Der Präsident des Bundesverbandes Groß- und Außenhandel, Anton Börner, meint, dass es neben Energie- und Lohnkosten auch der Fachkräftemangel ist, der Unternehmen darüber nachdenken lässt, Betriebe ins Ausland zu verlagern. Sehen Sie diese Gefahr auch?
Ja, die sehe ich mit großer Sorge. Führende Vertreter der Wirtschaft sagen mir: Wir könnten momentan 140.000 tüchtige Ingenieure, Techniker und so weiter einstellen, wenn wir sie hätten. Auf der anderen Seite haben wir derzeit in Deutschland über 240.000 ausländische Studenten. Von denen bleiben jährlich nur ungefähr 6.000 da. Die anderen gehen nach Großbritannien, nach Schweden, nach Norwegen oder in die USA. Bei uns werden sie hervorragend ausgebildet, wir investieren in diese jungen, tüchtigen Leute, und andere Länder profitieren von deren Können. Und warum ist das so? Weil sie anderswo bessere Bedingungen und Bezahlung vorfinden. Da passt doch etwas nicht zusammen. Deshalb meine ich, wir müssen uns schnellstens Gedanken machen, wie wir diese Leute vermehrt zum Bleiben in Deutschland veranlassen können.

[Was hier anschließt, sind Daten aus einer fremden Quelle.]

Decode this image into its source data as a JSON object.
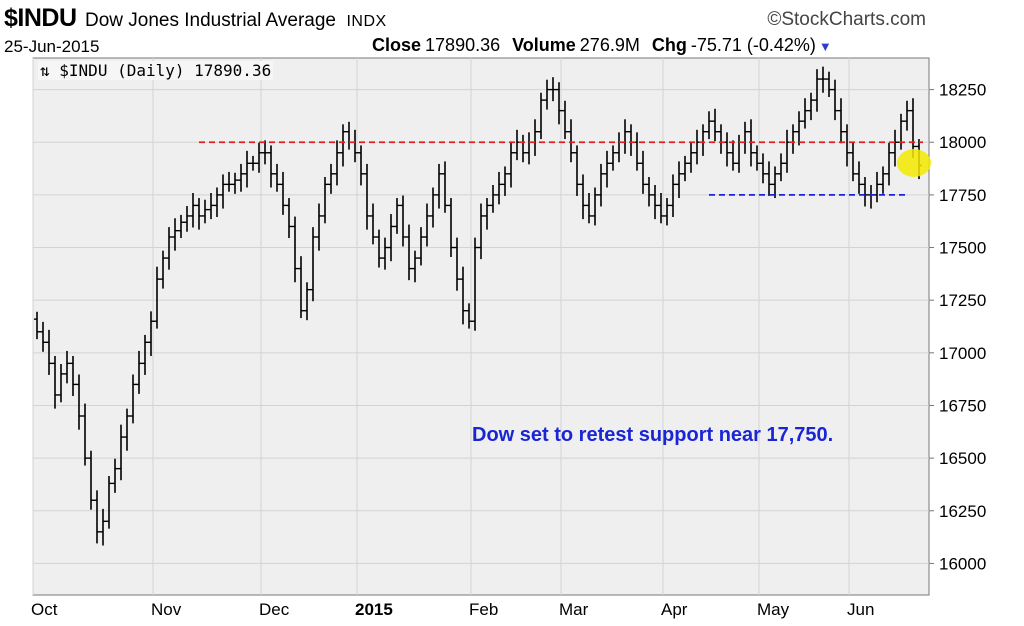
{
  "header": {
    "symbol": "$INDU",
    "name": "Dow Jones Industrial Average",
    "exchange": "INDX",
    "brand": "©StockCharts.com",
    "date": "25-Jun-2015",
    "close_label": "Close",
    "close_value": "17890.36",
    "volume_label": "Volume",
    "volume_value": "276.9M",
    "chg_label": "Chg",
    "chg_value": "-75.71 (-0.42%)",
    "chart_tag": "$INDU (Daily) 17890.36"
  },
  "chart_data": {
    "type": "ohlc",
    "ylim": [
      15850,
      18400
    ],
    "yticks": [
      16000,
      16250,
      16500,
      16750,
      17000,
      17250,
      17500,
      17750,
      18000,
      18250
    ],
    "ytick_labels": [
      "16000",
      "16250",
      "16500",
      "16750",
      "17000",
      "17250",
      "17500",
      "17750",
      "18000",
      "18250"
    ],
    "grid": true,
    "months": [
      {
        "label": "Oct",
        "index": 0,
        "bold": false
      },
      {
        "label": "Nov",
        "index": 20,
        "bold": false
      },
      {
        "label": "Dec",
        "index": 38,
        "bold": false
      },
      {
        "label": "2015",
        "index": 54,
        "bold": true
      },
      {
        "label": "Feb",
        "index": 73,
        "bold": false
      },
      {
        "label": "Mar",
        "index": 88,
        "bold": false
      },
      {
        "label": "Apr",
        "index": 105,
        "bold": false
      },
      {
        "label": "May",
        "index": 121,
        "bold": false
      },
      {
        "label": "Jun",
        "index": 136,
        "bold": false
      }
    ],
    "closes": [
      17100,
      17050,
      16950,
      16800,
      16900,
      16950,
      16850,
      16700,
      16500,
      16300,
      16150,
      16200,
      16380,
      16450,
      16600,
      16700,
      16850,
      16950,
      17050,
      17150,
      17350,
      17450,
      17550,
      17580,
      17620,
      17650,
      17700,
      17650,
      17680,
      17700,
      17750,
      17800,
      17800,
      17820,
      17850,
      17900,
      17900,
      17950,
      17950,
      17850,
      17800,
      17700,
      17600,
      17400,
      17200,
      17300,
      17550,
      17650,
      17800,
      17850,
      17950,
      18050,
      18000,
      17950,
      17850,
      17650,
      17550,
      17450,
      17500,
      17600,
      17700,
      17550,
      17400,
      17450,
      17550,
      17650,
      17750,
      17850,
      17700,
      17500,
      17350,
      17200,
      17150,
      17500,
      17650,
      17700,
      17750,
      17800,
      17850,
      17950,
      18000,
      17950,
      18000,
      18050,
      18200,
      18250,
      18250,
      18150,
      18050,
      17950,
      17800,
      17700,
      17650,
      17750,
      17850,
      17900,
      17950,
      18000,
      18050,
      18000,
      17900,
      17800,
      17750,
      17700,
      17650,
      17700,
      17800,
      17850,
      17900,
      17950,
      18000,
      18050,
      18100,
      18050,
      18000,
      17950,
      17900,
      18000,
      18050,
      17950,
      17900,
      17850,
      17800,
      17850,
      17900,
      18000,
      18050,
      18100,
      18150,
      18200,
      18300,
      18300,
      18250,
      18150,
      18050,
      17950,
      17850,
      17800,
      17750,
      17750,
      17800,
      17850,
      17950,
      18000,
      18100,
      18150,
      17980,
      17890
    ],
    "resistance": 18000,
    "support": 17750,
    "support_from_index": 112,
    "support_to_index": 145,
    "resistance_from_index": 28,
    "annotation": "Dow set to retest support near 17,750."
  }
}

Herr Hinsken, wenn ich zum Schluss noch eine persönliche Frage stellen darf: Sie sind jetzt die neunte Legislaturperiode im Bundestag. So lange gehören nur sehr Wenige dem Parlament an. Aber im Herbst soll für Sie Schluss sein. Überkommt Sie da Wehmut?
Ich würde nicht die Wahrheit sagen, wenn ich behaupte, dass ich keine Wehmut spüre. Wobei ich von niemandem gedrängt wurde, aufzuhören. Außerdem hätte ich aus den eigenen Reihen keinen Gegenkandidaten gehabt. Ja, ich wurde von einem CSU-Kreisverband meines Wahlkreises sogar aufgefordert, unter allen Umständen noch einmal zu kandidieren. Doch wenn man 33 Jahre dem Deutschen Bundestag angehört, den 70. Geburtstag in Kürze erwarten kann und sieht, dass dynamische, tüchtige junge Leute schon darauf warten, einmal die Nachfolge anzutreten, dann soll man nicht im Wege stehen, sondern der Jugend eine Chance geben. Genauso wie ich das selbst als 37-Jähriger eingefordert habe, als ich als Bundestagsabgeordneter 1980 in die große Politik eingestiegen bin.